9. You Need Constant Reassurance That You’re Doing Okay
You finish a project and immediately ask if it’s good enough.
You have a conversation and later circle back to make sure everything’s fine.
You need external validation constantly because you don’t trust your own judgment about whether or not you’re doing well.
Studies found that when approval is unpredictable or withheld during childhood, it creates lasting self-doubt and dependency on others to validate your worth and performance.
Toxic parents gave you conditional approval—if it came at all. You were praised one day and criticized for the same thing the next. You never developed an internal sense of “I’m doing fine.” You need someone else to tell you. And even when they do, it doesn’t stick, because the voice in your head—the one that sounds like your parents—tells you it’s not true.

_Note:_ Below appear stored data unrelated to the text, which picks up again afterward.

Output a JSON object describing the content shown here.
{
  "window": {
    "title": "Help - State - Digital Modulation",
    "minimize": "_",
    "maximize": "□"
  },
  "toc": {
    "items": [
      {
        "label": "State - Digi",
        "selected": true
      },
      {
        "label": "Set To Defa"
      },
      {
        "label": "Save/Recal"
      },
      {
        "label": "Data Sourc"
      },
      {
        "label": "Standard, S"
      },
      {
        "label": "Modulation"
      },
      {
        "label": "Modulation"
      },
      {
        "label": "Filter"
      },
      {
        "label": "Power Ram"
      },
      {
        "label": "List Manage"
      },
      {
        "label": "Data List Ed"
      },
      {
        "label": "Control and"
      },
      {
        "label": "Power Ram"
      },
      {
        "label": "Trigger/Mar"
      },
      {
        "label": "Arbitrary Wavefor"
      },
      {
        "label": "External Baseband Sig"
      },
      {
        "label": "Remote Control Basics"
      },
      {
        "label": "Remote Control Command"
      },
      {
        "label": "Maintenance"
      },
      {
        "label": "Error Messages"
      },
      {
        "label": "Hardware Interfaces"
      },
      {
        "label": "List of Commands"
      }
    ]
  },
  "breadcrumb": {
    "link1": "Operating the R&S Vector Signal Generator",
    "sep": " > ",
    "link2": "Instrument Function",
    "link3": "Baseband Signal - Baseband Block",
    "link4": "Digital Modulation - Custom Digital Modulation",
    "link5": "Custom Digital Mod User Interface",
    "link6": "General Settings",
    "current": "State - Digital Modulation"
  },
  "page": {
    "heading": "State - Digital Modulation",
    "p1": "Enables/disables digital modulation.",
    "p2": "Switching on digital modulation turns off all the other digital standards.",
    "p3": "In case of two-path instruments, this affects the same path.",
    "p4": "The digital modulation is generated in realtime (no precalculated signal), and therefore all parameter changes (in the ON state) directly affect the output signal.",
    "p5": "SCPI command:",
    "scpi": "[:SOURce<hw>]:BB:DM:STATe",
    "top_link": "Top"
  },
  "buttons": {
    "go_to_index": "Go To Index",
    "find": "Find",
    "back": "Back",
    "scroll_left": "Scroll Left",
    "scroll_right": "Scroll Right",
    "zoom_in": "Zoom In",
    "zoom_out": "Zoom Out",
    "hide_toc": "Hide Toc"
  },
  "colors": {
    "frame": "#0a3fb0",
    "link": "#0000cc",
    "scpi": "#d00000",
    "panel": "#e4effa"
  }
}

The hardest part about growing up with toxic parents isn’t what happened back then. It’s how it shows up now, decades later, in every relationship and interaction.
You’re not trying to please people because you’re weak or needy. You’re doing it because you were taught that your worth depended on it, and that love was something you earned through performance. Safety meant never upsetting anyone, and unlearning that takes years. But recognizing the pattern is the first step.